Le lundi 7 novembre 2022 à 15:26 - MAJ lundi 7 novembre 2022 à 20:40
"J'ai juste voulu m'enfuir" : Farès D. reconnaît être le conducteur d'un fourgon en fuite qui a mortellement fauché un policier en 2020 mais nie toute volonté de tuer, lors de son procès qui s'est ouvert lundi devant les assises du Rhône.
A 24 ans, le visage encore juvénile, il est jugé pour meurtre sur personne dépositaire de l'autorité publique dans l'exercice de ses fonctions. Parce qu'il est en situation de récidive - il a précédemment comparu devant un tribunal correctionnel pour vol par effraction aggravé, pour lequel il risquait au moins 10 ans de prison -, il encourt la réclusion à perpétuité. "La question c'est de savoir s'il en mesurait les conséquences, et si au-delà de ça, sa volonté était de tuer. Tout le débat de cette audience est celui-là. Et je suis intimement convaincu qu'il n'a jamais eu cette intention", a déclaré à la presse son avocat Me Julien Charle.
Pour bien comprendre les circonstances dans lesquelles le policier Franck Labois est décédé, il faut se replonger dans une enquête de la sûreté départementale qui surveille depuis un certain temps une équipe de malfaiteurs. Une quinzaine de faits leur sont imputés, selon la même méthode : des vols de fret avec violences en se faisant passer pour la police.
Début janvier 2020, le Groupe d'appui opérationnel (GAO) de la sûreté départementale, auquel appartient Franck Labois vient apporter son soutien à l'enquête. Dans la nuit du 10 au 11 janvier, les policiers décident d'interpeller les malfaiteurs après avoir observé en flagrance un nouveau vol.

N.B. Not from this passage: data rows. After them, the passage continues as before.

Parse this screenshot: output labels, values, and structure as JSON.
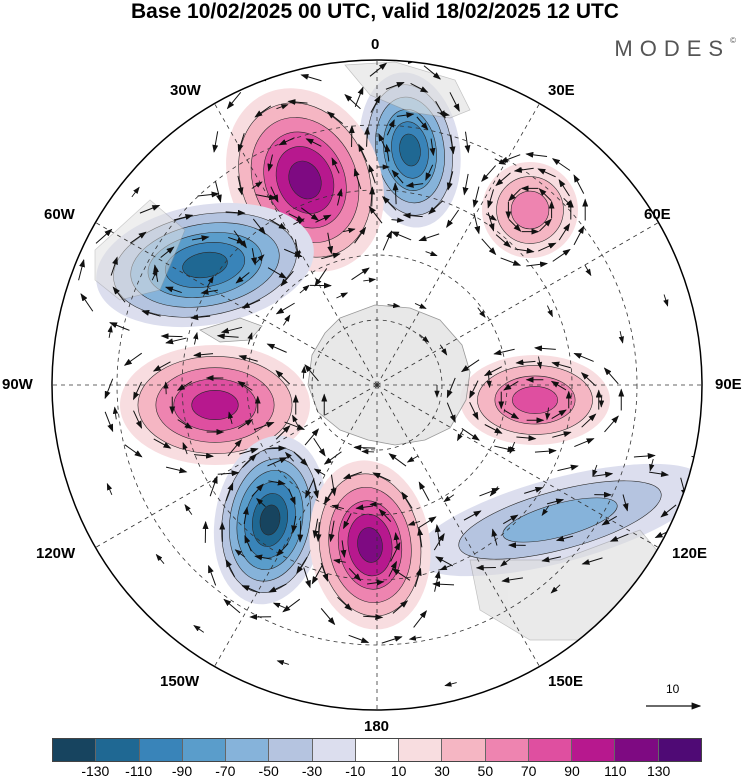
{
  "title": "Base 10/02/2025 00 UTC, valid 18/02/2025 12 UTC",
  "logo": "MODES",
  "logo_mark": "©",
  "map": {
    "projection": "south-polar-stereographic",
    "longitude_labels": [
      "0",
      "30E",
      "60E",
      "90E",
      "120E",
      "150E",
      "180",
      "150W",
      "120W",
      "90W",
      "60W",
      "30W"
    ],
    "anomaly_centers": [
      {
        "sign": "negative",
        "lon_label": "near 30W-0",
        "value_class": "-110"
      },
      {
        "sign": "positive",
        "lon_label": "near 30W",
        "value_class": "110"
      },
      {
        "sign": "positive",
        "lon_label": "near 40E",
        "value_class": "50"
      },
      {
        "sign": "negative",
        "lon_label": "near 60W",
        "value_class": "-110"
      },
      {
        "sign": "positive",
        "lon_label": "near 90W",
        "value_class": "90"
      },
      {
        "sign": "positive",
        "lon_label": "near 90E",
        "value_class": "70"
      },
      {
        "sign": "negative",
        "lon_label": "near 120E",
        "value_class": "-50"
      },
      {
        "sign": "negative",
        "lon_label": "near 150W",
        "value_class": "-130"
      },
      {
        "sign": "positive",
        "lon_label": "near 180",
        "value_class": "110"
      }
    ],
    "reference_vector_label": "10"
  },
  "legend": {
    "colors": [
      "#17445f",
      "#1f6893",
      "#3984b9",
      "#5a9dcb",
      "#86b3da",
      "#b5c4e0",
      "#dcdeee",
      "#ffffff",
      "#f8dde0",
      "#f5b6c3",
      "#ee84b0",
      "#df4fa0",
      "#b7188e",
      "#7e0a82",
      "#4f0a75"
    ],
    "ticks": [
      "-130",
      "-110",
      "-90",
      "-70",
      "-50",
      "-30",
      "-10",
      "10",
      "30",
      "50",
      "70",
      "90",
      "110",
      "130"
    ]
  }
}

Cette nuit-là, ils s'en sont pris à un chargement de lessive sur une aire d'autoroute de l'Isère. "Des opportunistes", dit l'un des témoins, major de police, décrivant des malfaiteurs parfois mal préparés. Le directeur du GAO fait à la barre un récit précis de l'intervention, même s'il l'a suivie à distance car sa voiture avait quelques minutes de retard. Sa voix se brise lorsqu'il décrit son arrivée sur les lieux du drame. "Franck est étendu, et là c'est une vision d'horreur", décrit le commandant de police.
«J'ai vu un espace»
Un peu plus tôt ce soir-là, la tentative d'interception se met en place lorsque le fourgon Volkswagen qui transporte la marchandise volée revient en périphérie de Lyon.
Le fourgon se retrouve coincé par deux véhicules, s'immobilise brièvement, puis fait brusquement une manœuvre pour se dégager. Et percute de plein fouet Franck Labois, dressé sur son chemin arme au poing. "Franck a peut-être trop réfléchi", tente de comprendre son chef, qui précise que depuis juillet 2017 "au GAO nous n'avons jamais fait usage de l'arme". Il ne sera relevé aucune trace de freinage au sol. Les prélèvements laissent à penser que le policier a été traîné sur une dizaine de mètres. Son gilet pare-balles a subi d'importants dégâts sous la violence du choc. Il décédera trois jours plus tard à l'hôpital.
Les occupants du fourgon l'abandonnent dans la précipitation. Les objets retrouvés, dont des gants en partie calcinés, et des géolocalisations téléphoniques vont permettre d'identifier et localiser plusieurs suspects parmi lesquels Farès D., arrêté le 16 janvier.
«C'était lui ou moi»
Selon les enquêteurs, celui-ci reconnaît immédiatement qu'il est le conducteur. "J'ai pas voulu faire ça. J'ai vu un espace, j'ai accéléré sans me dire que j'allais le percuter", affirme-t-il en fin de première journée d'audience.
Les témoignages maladroits et imprécis des deux autres jeunes présents dans le véhicule cette nuit-là n'ont pas permis de faire la lumière sur toutes les circonstances du drame, notamment quand ils ont compris qu'ils avaient affaire à la police et quand ou comment ils ont pris conscience qu'ils venaient de rouler sur un policier.
Dans des conversations mises sur écoute à la prison où il est en détention provisoire, Farès D. affirme à des proches que le policier s'est mis devant lui, et voulait "jouer au superhéros". "C'était lui ou moi", affirme-t-il, selon les retranscriptions. Des propos que l'accusé assure aujourd'hui regretter. "J'ai beaucoup de regrets, malgré ce que j'ai pu dire", déclare-t-il. Le verdict est attendu mercredi.